Falsches Spiel mit der neuen Autobahn

■ Haase verspricht Entlastung, doch Innenstadtbewohner werden davon nichts spüren / Abriß von zehn Wohnhäusern

Mit der geplanten Fortsetzung der Stadtautobahn durch den Ostteil der Stadt soll der Innenstadtbereich vor dem Autoverkehr „geschützt“ werden. „Wichtiges Ziel der neuen A100 ist die Entlastung der Innenstadt“, sagte gestern Verkehrssenator Herwig Haase (CDU), als er den genauen Trassenverlauf der 6 Kilometer langen Autobahn und 4,7 Kilometer langen Schnellstraße vorstellte. Täglich würden insgesamt bis zu 120.000 Kraftfahrzeuge weniger die Spreebrücken, Straßen des Innenstadtrings wie die Warschauer Straße und auch östliche Nord- Süd-Verbindungen wie die Rhinstraße befahren, weil diese Wagen den neuen sogenannten mittleren Straßenring nutzen würden. Doch von dieser Entlastung werden die Bewohner der Innenstadt faktisch nichts spüren, hieß es aus Haases eigener Verwaltung.

Der Verkehrssenator beruft sich auf ein Studie für das Jahr 2010, in der das Gutachterbüro IVU entsprechende Berechnungen durchgeführt hat.

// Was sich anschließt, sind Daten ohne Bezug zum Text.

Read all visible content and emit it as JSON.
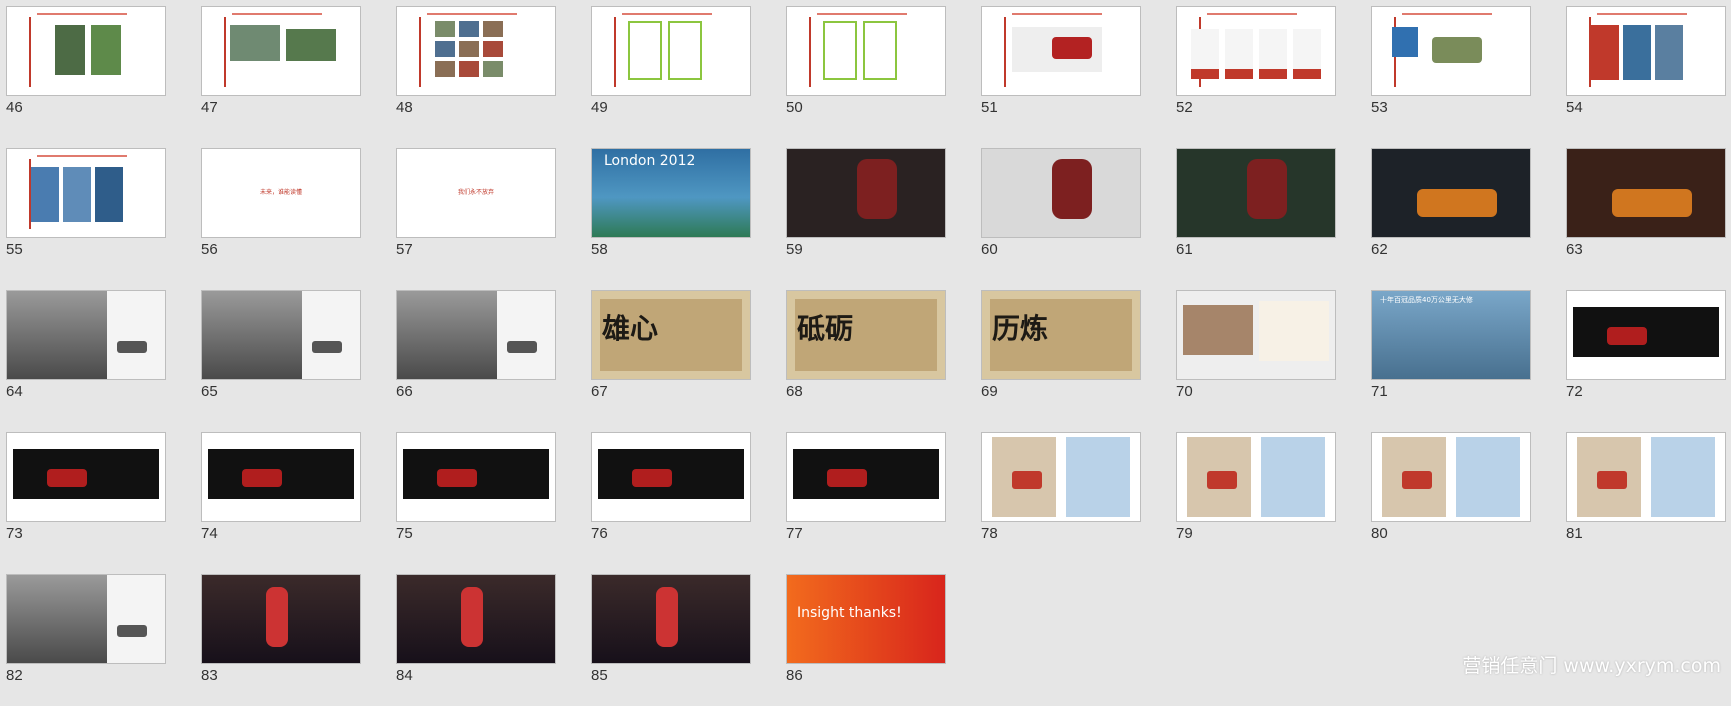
{
  "slides": [
    {
      "number": "46",
      "variant": "doc-poster"
    },
    {
      "number": "47",
      "variant": "doc-2photo"
    },
    {
      "number": "48",
      "variant": "doc-grid"
    },
    {
      "number": "49",
      "variant": "doc-green"
    },
    {
      "number": "50",
      "variant": "doc-green2"
    },
    {
      "number": "51",
      "variant": "doc-car"
    },
    {
      "number": "52",
      "variant": "doc-4cars"
    },
    {
      "number": "53",
      "variant": "doc-suv"
    },
    {
      "number": "54",
      "variant": "doc-3posters"
    },
    {
      "number": "55",
      "variant": "doc-3blue"
    },
    {
      "number": "56",
      "variant": "blank-red",
      "caption": "未来，谁能读懂"
    },
    {
      "number": "57",
      "variant": "blank-red",
      "caption": "我们永不放弃"
    },
    {
      "number": "58",
      "variant": "london",
      "caption": "London 2012"
    },
    {
      "number": "59",
      "variant": "dark-red"
    },
    {
      "number": "60",
      "variant": "athletes"
    },
    {
      "number": "61",
      "variant": "dark-green"
    },
    {
      "number": "62",
      "variant": "car-dark"
    },
    {
      "number": "63",
      "variant": "car-brown"
    },
    {
      "number": "64",
      "variant": "bw-doc"
    },
    {
      "number": "65",
      "variant": "bw-doc2"
    },
    {
      "number": "66",
      "variant": "bw-doc3"
    },
    {
      "number": "67",
      "variant": "sepia",
      "caption": "雄心"
    },
    {
      "number": "68",
      "variant": "sepia",
      "caption": "砥砺"
    },
    {
      "number": "69",
      "variant": "sepia",
      "caption": "历炼"
    },
    {
      "number": "70",
      "variant": "collage"
    },
    {
      "number": "71",
      "variant": "city",
      "caption": "十年百冠品质40万公里无大修"
    },
    {
      "number": "72",
      "variant": "black-band"
    },
    {
      "number": "73",
      "variant": "black-band2"
    },
    {
      "number": "74",
      "variant": "black-band3"
    },
    {
      "number": "75",
      "variant": "black-band4"
    },
    {
      "number": "76",
      "variant": "black-band5"
    },
    {
      "number": "77",
      "variant": "black-band6"
    },
    {
      "number": "78",
      "variant": "print-red"
    },
    {
      "number": "79",
      "variant": "print-2"
    },
    {
      "number": "80",
      "variant": "print-3"
    },
    {
      "number": "81",
      "variant": "print-4"
    },
    {
      "number": "82",
      "variant": "bw-doc4"
    },
    {
      "number": "83",
      "variant": "runner"
    },
    {
      "number": "84",
      "variant": "runner2"
    },
    {
      "number": "85",
      "variant": "runner3"
    },
    {
      "number": "86",
      "variant": "orange",
      "caption": "Insight thanks!"
    }
  ],
  "watermark": "营销任意门 www.yxrym.com",
  "colors": {
    "background": "#e6e6e6",
    "accent": "#c0392b",
    "thumb_border": "#bdbdbd"
  }
}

Die Gutachter haben dabei allerdings vorausgesetzt, daß im Innenstadtbereich die Berliner bei vier Fünfteln aller Wege und innerhalb des S-Bahn- Rings bei drei Fünfteln aller Wege auf ihr Auto verzichten.

Tatsächlich dürfe man sich die Entlastung nicht so vorstellen, daß etwa auf den Kreuzberger Kanaluferstraßen 30.000 Autos täglich weniger fahren werden, sagte dagegen Referatsleiter Georg Müller auf Anfrage: „Umgekehrt wird ein Schuh daraus.“ Ohne die neue Autobahn und Schnellstraße würde im Jahr 2010 die Leistungsfähigkeit der Innenstadtstraßen nicht mehr ausreichen, um den bis dahin weiter angewachsenen Autoverkehr bedienen zu können. Trotz des Neubaus würden die statistisch entlasteten Straßen „relativ hoch belastet“ sein.

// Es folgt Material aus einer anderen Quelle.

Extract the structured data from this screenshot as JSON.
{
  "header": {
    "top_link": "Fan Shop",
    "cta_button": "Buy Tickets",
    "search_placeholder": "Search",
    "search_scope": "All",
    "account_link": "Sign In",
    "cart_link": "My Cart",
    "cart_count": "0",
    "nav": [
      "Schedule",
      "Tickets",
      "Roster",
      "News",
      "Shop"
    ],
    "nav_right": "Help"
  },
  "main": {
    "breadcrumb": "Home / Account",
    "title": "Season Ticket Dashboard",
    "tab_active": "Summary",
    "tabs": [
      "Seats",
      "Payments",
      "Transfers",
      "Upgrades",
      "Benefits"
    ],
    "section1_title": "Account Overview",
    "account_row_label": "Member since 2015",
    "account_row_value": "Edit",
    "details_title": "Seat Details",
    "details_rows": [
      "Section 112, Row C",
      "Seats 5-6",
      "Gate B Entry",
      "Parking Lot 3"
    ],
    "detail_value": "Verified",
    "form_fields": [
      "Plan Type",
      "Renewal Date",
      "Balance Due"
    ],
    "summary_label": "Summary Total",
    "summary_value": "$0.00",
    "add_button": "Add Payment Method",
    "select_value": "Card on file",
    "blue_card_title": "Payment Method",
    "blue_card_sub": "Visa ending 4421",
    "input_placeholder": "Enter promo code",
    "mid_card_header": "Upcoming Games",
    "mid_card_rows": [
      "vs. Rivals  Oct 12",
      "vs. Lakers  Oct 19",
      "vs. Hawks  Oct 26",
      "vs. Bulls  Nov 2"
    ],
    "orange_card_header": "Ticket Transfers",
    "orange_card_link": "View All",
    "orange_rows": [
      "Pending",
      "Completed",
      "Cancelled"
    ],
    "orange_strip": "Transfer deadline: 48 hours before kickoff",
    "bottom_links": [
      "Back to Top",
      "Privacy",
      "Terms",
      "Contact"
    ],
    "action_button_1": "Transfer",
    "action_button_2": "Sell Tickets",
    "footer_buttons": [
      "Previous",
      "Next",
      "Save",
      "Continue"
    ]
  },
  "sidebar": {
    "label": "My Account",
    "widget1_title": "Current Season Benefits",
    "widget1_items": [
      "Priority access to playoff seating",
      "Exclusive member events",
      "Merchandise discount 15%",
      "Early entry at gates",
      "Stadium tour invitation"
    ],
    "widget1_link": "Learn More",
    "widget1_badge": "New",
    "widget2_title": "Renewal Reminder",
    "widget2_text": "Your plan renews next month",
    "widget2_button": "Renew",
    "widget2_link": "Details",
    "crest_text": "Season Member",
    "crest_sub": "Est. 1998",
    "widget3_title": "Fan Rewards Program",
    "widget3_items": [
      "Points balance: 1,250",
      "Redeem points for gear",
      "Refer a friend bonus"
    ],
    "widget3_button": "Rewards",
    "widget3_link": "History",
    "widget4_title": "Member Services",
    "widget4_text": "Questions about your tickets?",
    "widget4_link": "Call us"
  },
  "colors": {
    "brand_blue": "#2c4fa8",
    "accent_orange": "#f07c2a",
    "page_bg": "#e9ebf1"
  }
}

Bei der Vorstellung der Trasse sagte der Verkehrssenator, daß die Stadtautobahn A100 im Ostteil durchgehend sechsspurig verlängert werde. Die 10,7 Kilometer lange Trasse verläuft von Neukölln über Treptow nach Lichtenberg, wo die neue Autobahn an der Frankfurter Allee endet und bis nach Prenzlauer Berg zur Ostseestraße fortgesetzt wird. Kosten: 1 Milliarde Mark. Höchstgeschwindigkeit: Tempo 80.

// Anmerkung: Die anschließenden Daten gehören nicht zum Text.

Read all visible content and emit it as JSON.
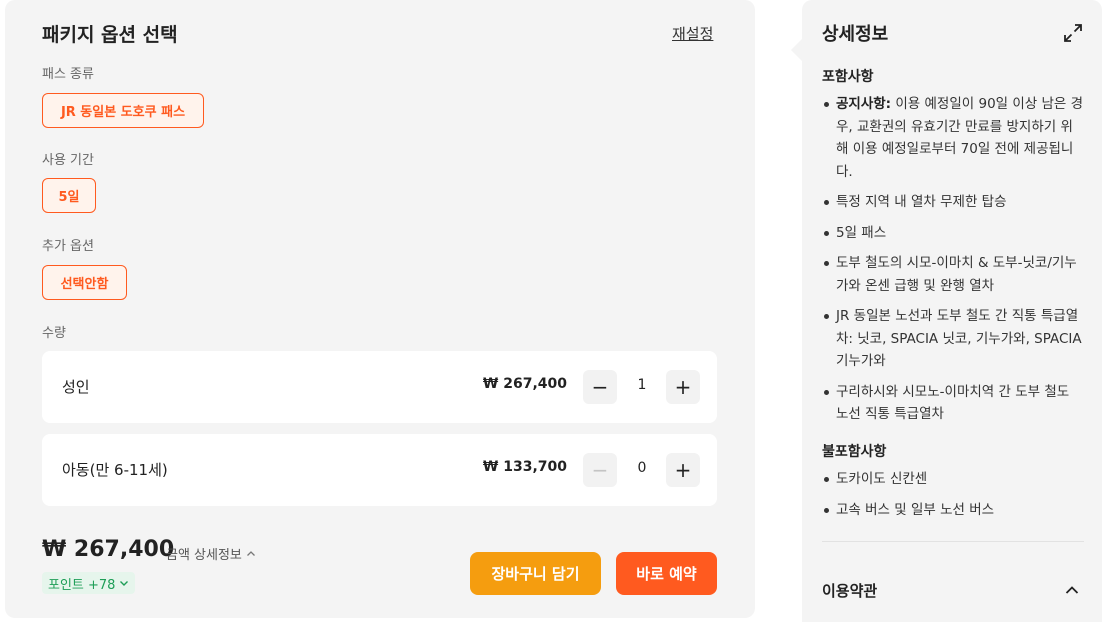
{
  "options": {
    "title": "패키지 옵션 선택",
    "reset_label": "재설정",
    "pass_type": {
      "label": "패스 종류",
      "selected": "JR 동일본 도호쿠 패스"
    },
    "duration": {
      "label": "사용 기간",
      "selected": "5일"
    },
    "extra": {
      "label": "추가 옵션",
      "selected": "선택안함"
    },
    "quantity": {
      "label": "수량",
      "rows": [
        {
          "name": "성인",
          "price": "₩ 267,400",
          "count": "1"
        },
        {
          "name": "아동(만 6-11세)",
          "price": "₩ 133,700",
          "count": "0"
        }
      ]
    }
  },
  "summary": {
    "total": "₩ 267,400",
    "detail_label": "금액 상세정보",
    "points": "포인트 +78",
    "cart_button": "장바구니 담기",
    "buy_button": "바로 예약"
  },
  "details": {
    "title": "상세정보",
    "included_title": "포함사항",
    "included_first_bold": "공지사항:",
    "included_first_rest": " 이용 예정일이 90일 이상 남은 경우, 교환권의 유효기간 만료를 방지하기 위해 이용 예정일로부터 70일 전에 제공됩니다.",
    "included": [
      "특정 지역 내 열차 무제한 탑승",
      "5일 패스",
      "도부 철도의 시모-이마치 & 도부-닛코/기누가와 온센 급행 및 완행 열차",
      "JR 동일본 노선과 도부 철도 간 직통 특급열차: 닛코, SPACIA 닛코, 기누가와, SPACIA 기누가와",
      "구리하시와 시모노-이마치역 간 도부 철도 노선 직통 특급열차"
    ],
    "excluded_title": "불포함사항",
    "excluded": [
      "도카이도 신칸센",
      "고속 버스 및 일부 노선 버스"
    ],
    "terms_label": "이용약관"
  },
  "colors": {
    "accent": "#ff5a1f",
    "cart": "#f59d0f",
    "points": "#1e9e57",
    "panel_bg": "#f4f4f4"
  }
}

Von der 4,7 Kilometer langen Schnellstraße müssen 2,7 Kilometer neu gebaut werden, zum Teil unterirdisch im Tunnel. Zwei Kilometer der Schnellstraße verlaufen auf vorhandenen Straßen, Kreuzungen müssen dafür ausgebaut werden. Kosten für die Schnellstraße: 400 Millionen Mark; Höchstgeschwindigkeit: Tempo 60. Das gesamte Projekt kostet bei heutigen Baupreisen 1,4 Milliarden Mark. – Die neue A100 und die Schnellstraße sollen den sogenannten mittleren Stadtstraßenring komplettieren, der im Westteil bereits als Stadtautobahn vorhanden ist. Auf dem neuen Schnellstraßenstück rechnet der Verkehrssenator mit täglich 80.000 Kraftfahrzeugen und auf der neuen A100 mit 130.000 Kraftfahrzeugen.

Für die Autobahn müssen etwa zehn Häuser mit rund 130 Wohnungen abgerissen werden. Am Markgrafendamm am Ostkreuz muß ein denkmalgeschütztes Gebäude der Berliner Hafen- und Lagerhausbetriebe (BeHaLa) der Abrißbirne weichen. In Neukölln sollen darüber hinaus 20 Laubenpieper ihren Kleingarten verlieren.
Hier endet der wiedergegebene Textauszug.